I robot che provano dolore

Un sistema nervoso robotico che permette di salvare componenti della macchina, e non solo. Credits: spectrum.ieee.org

I robot non sentono il dolore. E questo è molto importante per noi, perché possiamo far loro compiere lavori pericolosi senza preoccupazioni. Infatti quando noi ci facciamo male interrompiamo l’azione che stiamo facendo, ma in contemporanea salviamo noi e il nostro corpo. Così alcuni ricercatori della Leibniz Universität Hannover, in Germania, hanno pensato che facendo provare dolore ai robot avrebbero permesso loro di salvare le componenti della macchina.
È iniziato così lo sviluppo di una sorta di sistema nervoso artificiale per far sentire male ai robot, che permetta alle macchine di imparare cosa sia il dolore.

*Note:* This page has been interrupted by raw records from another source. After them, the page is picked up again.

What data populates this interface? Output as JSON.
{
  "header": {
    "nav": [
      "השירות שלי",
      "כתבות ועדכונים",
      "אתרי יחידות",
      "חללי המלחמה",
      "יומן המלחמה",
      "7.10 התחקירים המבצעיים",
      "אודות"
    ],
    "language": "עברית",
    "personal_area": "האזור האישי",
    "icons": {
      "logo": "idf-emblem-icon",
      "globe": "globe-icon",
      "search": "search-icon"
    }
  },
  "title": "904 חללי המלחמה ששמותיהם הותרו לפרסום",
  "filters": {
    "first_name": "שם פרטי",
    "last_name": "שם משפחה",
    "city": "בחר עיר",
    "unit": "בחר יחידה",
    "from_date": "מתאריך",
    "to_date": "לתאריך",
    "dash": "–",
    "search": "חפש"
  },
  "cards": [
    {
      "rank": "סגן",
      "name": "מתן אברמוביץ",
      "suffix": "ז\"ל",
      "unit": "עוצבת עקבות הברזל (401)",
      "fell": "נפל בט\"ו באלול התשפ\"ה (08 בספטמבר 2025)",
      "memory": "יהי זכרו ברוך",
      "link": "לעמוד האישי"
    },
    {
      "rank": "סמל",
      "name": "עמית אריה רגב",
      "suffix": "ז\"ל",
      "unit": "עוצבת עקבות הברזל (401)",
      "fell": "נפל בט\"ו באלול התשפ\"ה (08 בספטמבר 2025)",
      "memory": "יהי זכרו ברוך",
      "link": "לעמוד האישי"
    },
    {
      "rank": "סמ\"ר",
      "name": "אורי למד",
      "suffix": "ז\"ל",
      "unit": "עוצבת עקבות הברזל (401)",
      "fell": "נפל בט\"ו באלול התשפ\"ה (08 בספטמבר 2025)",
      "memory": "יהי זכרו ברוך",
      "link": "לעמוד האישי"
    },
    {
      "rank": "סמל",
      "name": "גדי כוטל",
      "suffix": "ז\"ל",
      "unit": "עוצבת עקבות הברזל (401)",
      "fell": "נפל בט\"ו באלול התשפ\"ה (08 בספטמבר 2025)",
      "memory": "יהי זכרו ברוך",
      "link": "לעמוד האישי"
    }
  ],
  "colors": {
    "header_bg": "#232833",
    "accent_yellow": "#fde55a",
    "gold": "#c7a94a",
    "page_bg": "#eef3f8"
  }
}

Perché i robot dovrebbero sentire il dolore?

Per lo stesso motivo per cui lo sentiamo noi: proteggersi. Provando dolore, un automa capisce che la situazione è pericolosa e può quindi reagire per evitare di danneggiare i propri motori e le componenti meccaniche o elettroniche.

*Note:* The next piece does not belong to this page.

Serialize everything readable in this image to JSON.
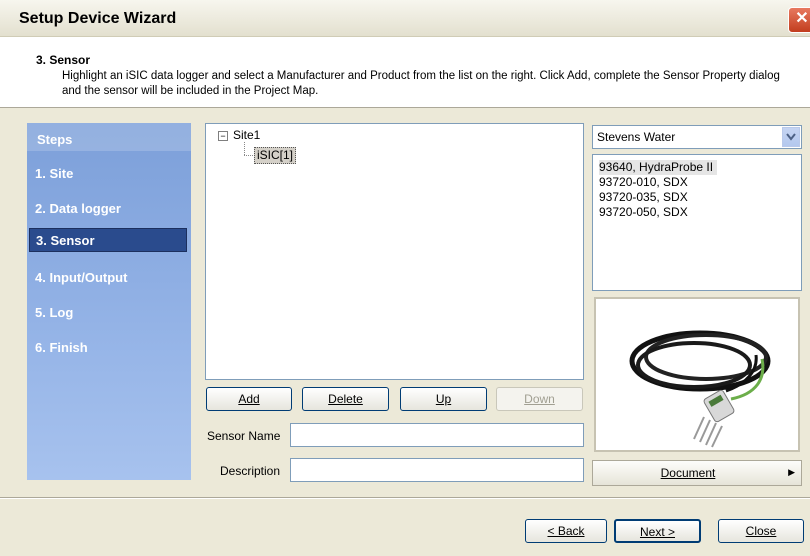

Non solo, accorgendosi di un possibile danneggiamento i robot possono proteggere gli umani che li circondano. Infatti se una macchina ha un danno non identificato, le persone che lavorano a fianco o con questa potrebbero venire colpiti o feriti.

Come spiegano i due ricercatori, Johannes Kuehn e il professore Sami Haddadin:

Un robot deve poter determinare i contatti fisici, riconoscere il potenziale danno che potrebbero causare e iniziare appropriate contromisure, cioè, riflessi.
Per questa questo requisito dobbiamo tenere il modello umano come ispirazione, ovvero il modello umano dolore-riflesso è usato per progettare il modo in cui il robot sente il dolore e la sua reazione.

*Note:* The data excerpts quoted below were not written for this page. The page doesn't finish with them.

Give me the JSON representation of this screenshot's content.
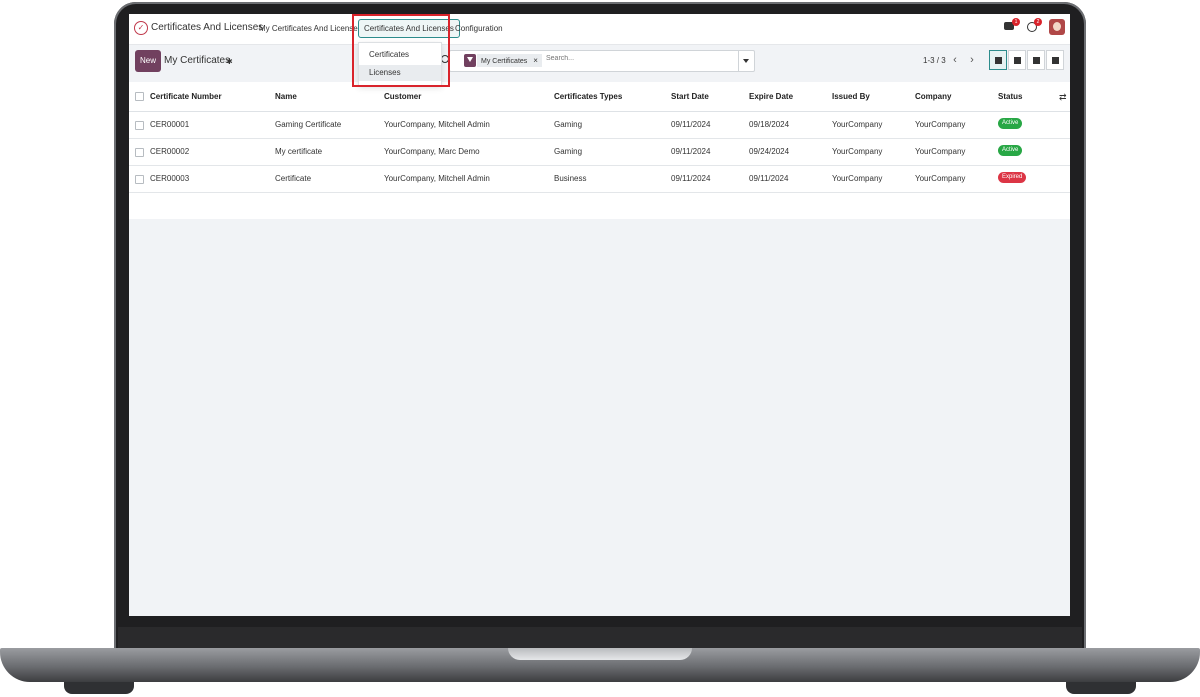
{
  "app": {
    "name": "Certificates And Licenses"
  },
  "menu": {
    "my_certs": "My Certificates And Licenses",
    "certs_and_licenses": "Certificates And Licenses",
    "configuration": "Configuration",
    "dropdown": [
      "Certificates",
      "Licenses"
    ]
  },
  "notifications": {
    "chat_count": "1",
    "activity_count": "2"
  },
  "control": {
    "new_label": "New",
    "breadcrumb": "My Certificates"
  },
  "search": {
    "facet": "My Certificates",
    "placeholder": "Search..."
  },
  "pager": {
    "text": "1-3 / 3"
  },
  "table": {
    "headers": [
      "Certificate Number",
      "Name",
      "Customer",
      "Certificates Types",
      "Start Date",
      "Expire Date",
      "Issued By",
      "Company",
      "Status"
    ],
    "rows": [
      [
        "CER00001",
        "Gaming Certificate",
        "YourCompany, Mitchell Admin",
        "Gaming",
        "09/11/2024",
        "09/18/2024",
        "YourCompany",
        "YourCompany",
        "Active"
      ],
      [
        "CER00002",
        "My certificate",
        "YourCompany, Marc Demo",
        "Gaming",
        "09/11/2024",
        "09/24/2024",
        "YourCompany",
        "YourCompany",
        "Active"
      ],
      [
        "CER00003",
        "Certificate",
        "YourCompany, Mitchell Admin",
        "Business",
        "09/11/2024",
        "09/11/2024",
        "YourCompany",
        "YourCompany",
        "Expired"
      ]
    ]
  },
  "colors": {
    "brand": "#71405f",
    "active": "#28a745",
    "expired": "#dc3545",
    "highlight": "#d9232b"
  }
}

Il sistema sviluppato finora dai ricercatori permette al robot di sentire la pressione dovuta a una forza esterna e il cambiamento di temperatura della sua “pelle” artificiale e classificare il tutto in tre stati: poco male, media quantità di dolore e molto male.

Nel video, il braccio robotico Kuka viene messo alla prova (il sistema di rilevamento è posto all’estremita del robot).

Questa non è la prima ricerca incentrata sulla sicurezza del robot. Qualche anno fa alcuni ricercatori dell‘Università di Roma La Sapienza e della Stanford University avevano sviluppato un sistema che permettesse ai robot di evitare l’impatto con le persone, prevedendo il movimento delle stesse, mentre al Georgia Institute of Technology hanno insegnato ai robot a cadere per proteggere le loro componenti.

Insomma nello sviluppo dei robot, oltre a tenere conto della sicurezza dell’uomo (che rimane fondamentale in ogni ricerca) e della ubbidienza della macchina, ci si sta iniziando a preoccupare della incolumità del robot, in accordo con la fantascientifica terza legge della robotica ideata da Isaac Asimov:

Un robot deve proteggere la propria esistenza, purché questo non contrasti con la Prima (sicurezza dell’uomo) o con la Seconda (ubbidienza del robot) Legge.